Both platforms have strong, modern API assessment capabilities. ProjectDiscovery’s Nuclei engine is protocol-aware, can ingest API specifications like OpenAPI, and can test all defined endpoints. Its extensibility also means an engineer can write custom templates to test for complex API business logic flaws. Detectify also has a proprietary API scanner, which it differentiates through dynamic fuzzing. Instead of static checks, it probes the API with randomized and rotated payloads from a massive library (e.g., 330,000+ for command injection), ensuring each scan is unique and designed to find flaws that static analysis would miss.

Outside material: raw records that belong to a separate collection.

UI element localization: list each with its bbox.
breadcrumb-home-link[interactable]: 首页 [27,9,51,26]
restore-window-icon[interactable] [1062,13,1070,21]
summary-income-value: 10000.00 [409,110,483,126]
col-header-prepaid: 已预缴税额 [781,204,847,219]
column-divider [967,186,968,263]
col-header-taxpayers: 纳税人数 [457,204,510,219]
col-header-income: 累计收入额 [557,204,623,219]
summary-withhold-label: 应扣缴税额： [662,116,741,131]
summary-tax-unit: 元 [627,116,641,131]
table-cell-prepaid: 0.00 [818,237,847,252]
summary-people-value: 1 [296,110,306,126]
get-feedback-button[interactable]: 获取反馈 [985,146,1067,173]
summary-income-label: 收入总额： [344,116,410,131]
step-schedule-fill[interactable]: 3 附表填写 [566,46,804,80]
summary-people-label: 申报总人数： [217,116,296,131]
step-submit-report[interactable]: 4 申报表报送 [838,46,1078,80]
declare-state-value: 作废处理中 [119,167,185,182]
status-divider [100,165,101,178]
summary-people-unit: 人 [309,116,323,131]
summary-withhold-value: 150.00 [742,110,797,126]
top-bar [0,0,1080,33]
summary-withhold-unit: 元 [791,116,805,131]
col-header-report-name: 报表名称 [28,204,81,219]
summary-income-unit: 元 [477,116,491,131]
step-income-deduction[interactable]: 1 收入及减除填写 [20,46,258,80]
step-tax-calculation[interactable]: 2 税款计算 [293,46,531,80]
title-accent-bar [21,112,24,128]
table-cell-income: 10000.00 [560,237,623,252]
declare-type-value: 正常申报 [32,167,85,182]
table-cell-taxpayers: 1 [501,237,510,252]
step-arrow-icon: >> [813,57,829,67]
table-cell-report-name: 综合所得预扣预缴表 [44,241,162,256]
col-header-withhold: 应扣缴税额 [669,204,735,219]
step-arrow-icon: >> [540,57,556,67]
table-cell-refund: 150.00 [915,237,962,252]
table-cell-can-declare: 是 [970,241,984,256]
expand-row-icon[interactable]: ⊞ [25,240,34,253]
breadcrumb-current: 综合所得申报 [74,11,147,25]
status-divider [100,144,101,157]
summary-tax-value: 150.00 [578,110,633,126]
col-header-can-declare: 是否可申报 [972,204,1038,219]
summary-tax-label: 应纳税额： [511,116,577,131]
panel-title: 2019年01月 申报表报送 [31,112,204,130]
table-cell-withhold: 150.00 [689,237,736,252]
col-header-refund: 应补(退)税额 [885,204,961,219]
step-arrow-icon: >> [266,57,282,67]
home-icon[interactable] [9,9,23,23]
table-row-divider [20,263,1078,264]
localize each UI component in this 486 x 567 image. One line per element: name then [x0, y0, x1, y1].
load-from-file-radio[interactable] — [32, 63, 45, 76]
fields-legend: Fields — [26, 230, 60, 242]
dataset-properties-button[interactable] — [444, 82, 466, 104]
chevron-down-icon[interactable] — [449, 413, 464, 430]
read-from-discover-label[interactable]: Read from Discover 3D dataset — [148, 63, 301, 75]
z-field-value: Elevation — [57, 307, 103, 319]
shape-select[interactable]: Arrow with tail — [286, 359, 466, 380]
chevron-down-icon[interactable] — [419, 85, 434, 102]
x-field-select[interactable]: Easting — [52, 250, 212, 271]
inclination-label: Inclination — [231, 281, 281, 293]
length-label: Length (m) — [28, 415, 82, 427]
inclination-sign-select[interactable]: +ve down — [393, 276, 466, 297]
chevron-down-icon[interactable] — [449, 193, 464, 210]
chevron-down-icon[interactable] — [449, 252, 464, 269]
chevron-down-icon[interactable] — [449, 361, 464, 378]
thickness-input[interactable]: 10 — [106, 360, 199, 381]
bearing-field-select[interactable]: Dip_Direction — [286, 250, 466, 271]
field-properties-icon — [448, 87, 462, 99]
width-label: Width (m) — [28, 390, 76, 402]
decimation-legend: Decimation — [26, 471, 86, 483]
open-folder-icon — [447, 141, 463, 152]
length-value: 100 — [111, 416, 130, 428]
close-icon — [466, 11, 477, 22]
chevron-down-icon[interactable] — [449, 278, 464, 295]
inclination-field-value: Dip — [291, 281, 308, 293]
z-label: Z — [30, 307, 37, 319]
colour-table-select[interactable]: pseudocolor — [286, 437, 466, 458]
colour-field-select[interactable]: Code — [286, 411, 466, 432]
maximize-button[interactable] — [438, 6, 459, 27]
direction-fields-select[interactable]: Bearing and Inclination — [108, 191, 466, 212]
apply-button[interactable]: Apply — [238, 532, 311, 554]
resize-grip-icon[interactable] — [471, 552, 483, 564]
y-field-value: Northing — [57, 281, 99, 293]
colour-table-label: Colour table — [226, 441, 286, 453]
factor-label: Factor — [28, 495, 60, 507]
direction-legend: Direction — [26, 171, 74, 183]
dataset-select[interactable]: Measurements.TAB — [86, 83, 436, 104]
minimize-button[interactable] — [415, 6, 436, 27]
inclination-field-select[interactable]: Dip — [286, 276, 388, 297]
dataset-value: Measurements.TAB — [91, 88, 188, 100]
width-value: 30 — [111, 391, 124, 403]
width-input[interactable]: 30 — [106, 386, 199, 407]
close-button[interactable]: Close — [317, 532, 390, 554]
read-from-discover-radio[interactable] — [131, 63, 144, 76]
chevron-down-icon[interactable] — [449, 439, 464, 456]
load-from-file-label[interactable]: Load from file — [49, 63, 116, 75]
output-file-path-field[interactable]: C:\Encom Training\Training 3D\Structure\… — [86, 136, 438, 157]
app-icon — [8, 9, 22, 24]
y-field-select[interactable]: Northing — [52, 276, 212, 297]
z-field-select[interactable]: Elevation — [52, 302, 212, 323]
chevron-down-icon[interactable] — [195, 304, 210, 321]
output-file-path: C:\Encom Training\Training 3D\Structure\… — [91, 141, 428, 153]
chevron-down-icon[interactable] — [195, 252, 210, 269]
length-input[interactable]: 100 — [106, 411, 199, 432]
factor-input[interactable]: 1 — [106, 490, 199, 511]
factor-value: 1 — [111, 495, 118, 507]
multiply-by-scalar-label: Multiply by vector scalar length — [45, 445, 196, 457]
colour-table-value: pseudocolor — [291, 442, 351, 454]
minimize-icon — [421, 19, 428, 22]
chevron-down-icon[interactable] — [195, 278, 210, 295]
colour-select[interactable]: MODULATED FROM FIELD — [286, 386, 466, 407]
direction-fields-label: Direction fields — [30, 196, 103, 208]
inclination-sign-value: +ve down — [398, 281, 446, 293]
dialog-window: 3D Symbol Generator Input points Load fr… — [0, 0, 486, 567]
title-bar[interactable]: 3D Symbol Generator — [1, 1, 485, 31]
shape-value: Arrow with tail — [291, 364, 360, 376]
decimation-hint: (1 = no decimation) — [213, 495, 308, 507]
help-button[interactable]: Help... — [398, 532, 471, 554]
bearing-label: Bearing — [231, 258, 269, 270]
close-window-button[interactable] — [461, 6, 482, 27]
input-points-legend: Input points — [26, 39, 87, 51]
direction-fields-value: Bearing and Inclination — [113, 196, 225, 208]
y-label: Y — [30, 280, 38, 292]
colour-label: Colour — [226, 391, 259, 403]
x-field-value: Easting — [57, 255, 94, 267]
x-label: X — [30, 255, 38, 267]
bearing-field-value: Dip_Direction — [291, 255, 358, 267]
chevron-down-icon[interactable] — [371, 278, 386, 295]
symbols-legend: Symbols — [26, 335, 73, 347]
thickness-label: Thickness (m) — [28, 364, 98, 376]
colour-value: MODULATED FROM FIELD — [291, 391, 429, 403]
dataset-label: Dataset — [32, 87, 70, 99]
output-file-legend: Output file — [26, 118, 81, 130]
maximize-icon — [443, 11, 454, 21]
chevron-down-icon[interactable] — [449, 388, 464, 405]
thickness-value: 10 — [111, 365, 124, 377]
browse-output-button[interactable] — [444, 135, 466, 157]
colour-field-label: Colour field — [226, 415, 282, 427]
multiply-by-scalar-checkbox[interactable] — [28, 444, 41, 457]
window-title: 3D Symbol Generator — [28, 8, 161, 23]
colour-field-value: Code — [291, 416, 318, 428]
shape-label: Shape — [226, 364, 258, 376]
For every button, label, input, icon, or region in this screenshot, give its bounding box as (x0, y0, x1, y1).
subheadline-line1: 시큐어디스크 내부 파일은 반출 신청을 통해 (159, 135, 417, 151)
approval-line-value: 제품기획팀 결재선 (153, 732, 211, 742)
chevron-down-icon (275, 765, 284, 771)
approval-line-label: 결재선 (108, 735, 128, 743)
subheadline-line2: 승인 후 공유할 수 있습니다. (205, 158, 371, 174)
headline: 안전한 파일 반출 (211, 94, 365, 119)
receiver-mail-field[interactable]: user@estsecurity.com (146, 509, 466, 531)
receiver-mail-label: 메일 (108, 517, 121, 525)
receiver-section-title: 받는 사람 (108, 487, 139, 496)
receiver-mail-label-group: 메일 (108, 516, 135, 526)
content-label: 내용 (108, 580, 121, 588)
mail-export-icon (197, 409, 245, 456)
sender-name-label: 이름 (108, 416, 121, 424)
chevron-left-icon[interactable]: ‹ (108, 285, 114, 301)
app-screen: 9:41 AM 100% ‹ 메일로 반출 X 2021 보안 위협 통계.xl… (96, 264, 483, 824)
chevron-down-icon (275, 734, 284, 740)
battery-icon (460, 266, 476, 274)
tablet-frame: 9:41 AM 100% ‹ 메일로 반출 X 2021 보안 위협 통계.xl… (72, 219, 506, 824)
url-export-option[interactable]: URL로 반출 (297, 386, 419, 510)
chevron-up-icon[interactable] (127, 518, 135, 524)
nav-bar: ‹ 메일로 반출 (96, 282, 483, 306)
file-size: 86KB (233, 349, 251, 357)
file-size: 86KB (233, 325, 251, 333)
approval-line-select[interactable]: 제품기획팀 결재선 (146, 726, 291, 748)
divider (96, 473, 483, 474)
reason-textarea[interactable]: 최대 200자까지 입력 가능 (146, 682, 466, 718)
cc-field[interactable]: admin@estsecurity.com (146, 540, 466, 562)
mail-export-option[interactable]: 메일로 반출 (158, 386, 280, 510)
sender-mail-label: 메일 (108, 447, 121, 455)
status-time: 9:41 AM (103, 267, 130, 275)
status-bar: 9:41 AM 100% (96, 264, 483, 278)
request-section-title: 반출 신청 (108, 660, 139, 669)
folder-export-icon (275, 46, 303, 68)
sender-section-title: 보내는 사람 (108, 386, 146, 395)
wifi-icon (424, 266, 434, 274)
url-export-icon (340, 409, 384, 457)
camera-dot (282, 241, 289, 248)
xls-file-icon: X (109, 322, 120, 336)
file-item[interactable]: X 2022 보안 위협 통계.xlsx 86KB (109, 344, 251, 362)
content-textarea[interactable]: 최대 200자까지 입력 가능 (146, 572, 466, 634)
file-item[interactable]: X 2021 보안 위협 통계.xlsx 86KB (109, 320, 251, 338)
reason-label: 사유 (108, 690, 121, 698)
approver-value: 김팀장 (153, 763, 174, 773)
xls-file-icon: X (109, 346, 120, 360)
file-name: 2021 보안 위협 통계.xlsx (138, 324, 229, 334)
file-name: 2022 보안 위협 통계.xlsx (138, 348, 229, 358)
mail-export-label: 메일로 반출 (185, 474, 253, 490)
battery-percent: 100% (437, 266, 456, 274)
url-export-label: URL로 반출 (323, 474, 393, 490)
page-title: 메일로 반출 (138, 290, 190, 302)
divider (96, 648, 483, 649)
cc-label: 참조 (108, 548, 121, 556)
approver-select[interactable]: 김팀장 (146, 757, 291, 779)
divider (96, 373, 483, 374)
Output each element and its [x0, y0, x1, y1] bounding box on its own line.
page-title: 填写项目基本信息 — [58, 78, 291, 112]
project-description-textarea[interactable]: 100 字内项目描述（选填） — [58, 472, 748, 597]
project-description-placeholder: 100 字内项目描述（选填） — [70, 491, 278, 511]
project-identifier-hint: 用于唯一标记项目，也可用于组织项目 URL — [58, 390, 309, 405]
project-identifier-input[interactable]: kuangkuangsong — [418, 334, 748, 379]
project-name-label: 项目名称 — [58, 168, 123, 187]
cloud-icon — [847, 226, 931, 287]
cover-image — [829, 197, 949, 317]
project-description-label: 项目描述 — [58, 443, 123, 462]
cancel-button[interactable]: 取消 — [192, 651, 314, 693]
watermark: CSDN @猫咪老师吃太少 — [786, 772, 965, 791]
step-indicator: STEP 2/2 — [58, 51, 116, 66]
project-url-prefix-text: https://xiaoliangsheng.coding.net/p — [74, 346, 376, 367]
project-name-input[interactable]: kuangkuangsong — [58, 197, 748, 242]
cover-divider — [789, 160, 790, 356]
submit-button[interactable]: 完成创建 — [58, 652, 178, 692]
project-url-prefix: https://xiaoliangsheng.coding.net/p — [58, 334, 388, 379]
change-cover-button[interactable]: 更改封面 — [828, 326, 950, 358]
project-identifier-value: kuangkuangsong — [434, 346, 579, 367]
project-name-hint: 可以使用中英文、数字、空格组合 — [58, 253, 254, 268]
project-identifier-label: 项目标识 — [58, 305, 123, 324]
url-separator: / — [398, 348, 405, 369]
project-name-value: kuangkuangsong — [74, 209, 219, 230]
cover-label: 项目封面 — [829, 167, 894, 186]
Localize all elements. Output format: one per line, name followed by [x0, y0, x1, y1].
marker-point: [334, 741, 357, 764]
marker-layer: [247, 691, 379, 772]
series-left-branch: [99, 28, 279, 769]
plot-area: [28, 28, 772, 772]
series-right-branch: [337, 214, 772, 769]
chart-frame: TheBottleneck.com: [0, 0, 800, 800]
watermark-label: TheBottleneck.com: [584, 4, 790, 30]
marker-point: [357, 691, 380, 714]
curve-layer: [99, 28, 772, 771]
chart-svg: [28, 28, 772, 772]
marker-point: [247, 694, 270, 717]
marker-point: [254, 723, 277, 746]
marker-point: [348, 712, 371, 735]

In-depth comparison: Usability

ProjectDiscovery’s usability is built for the hands-on technical engineer who values a “security-as-code” workflow. Its foundation in open-source, CLI-first tools means that for its target user, it is exceptionally usable. The tools are lightweight, composable, and easily integrated into custom scripts and CI/CD pipelines. Detectify, in contrast, is engineered for a different usability paradigm: that of a modern, “workflow-driven” SaaS platform. Its usability is defined by a “clean, intuitive interface” that prioritizes speed, clarity, and guiding the user to the most important action. This approach is designed to be logical, require minimal training, and reduce the engineer’s cognitive load.

Both platforms are designed for rapid time-to-value. An engineer familiar with ProjectDiscovery’s open-source tools can be running scans very quickly. The ProjectDiscovery Cloud Platform (PDCP) builds on this with a fast SaaS setup that users on G2 have cited as taking “30 minutes” to get running. Detectify’s onboarding is similarly streamlined and designed for speed. Users can get started within minutes by connecting their cloud providers to initiate asset discovery and selecting ‘scan’ on an asset. This allows the platform to provide actionable value almost immediately.

Each model presents a different trade-off. ProjectDiscovery’s power requires engineering overhead; its full value is unlocked by a technical team willing to write and manage their own custom scan templates. Detectify’s superior user experience is for the team that prioritizes speed and guided action over granular, self-serve control. Customization is available, but it is typically a white-glove service where Detectify’s internal research teams build bespoke tests for users. This is a clear contrast to ProjectDiscovery’s self-serve model.

Conclusion: Which product should I choose?

The choice between ProjectDiscovery and Detectify is a strategic one that hinges on an AppSec team’s operational philosophy, technical resources, and primary objectives. Both platforms are modern, highly effective DAST and EASM solutions that decisively move beyond legacy scanners by prioritizing high-signal, low-noise, and payload-driven results. The decision is not about which is “better,” but which is the right fit for your team’s workflow. Detectify is built for the team that values operational efficiency, guided action, and access to unique intelligence; its strength lies in a polished, intuitive workflow that minimizes triage and its ability to source novel vulnerabilities from its private ethical hacker network, allowing teams to focus their resources with precision.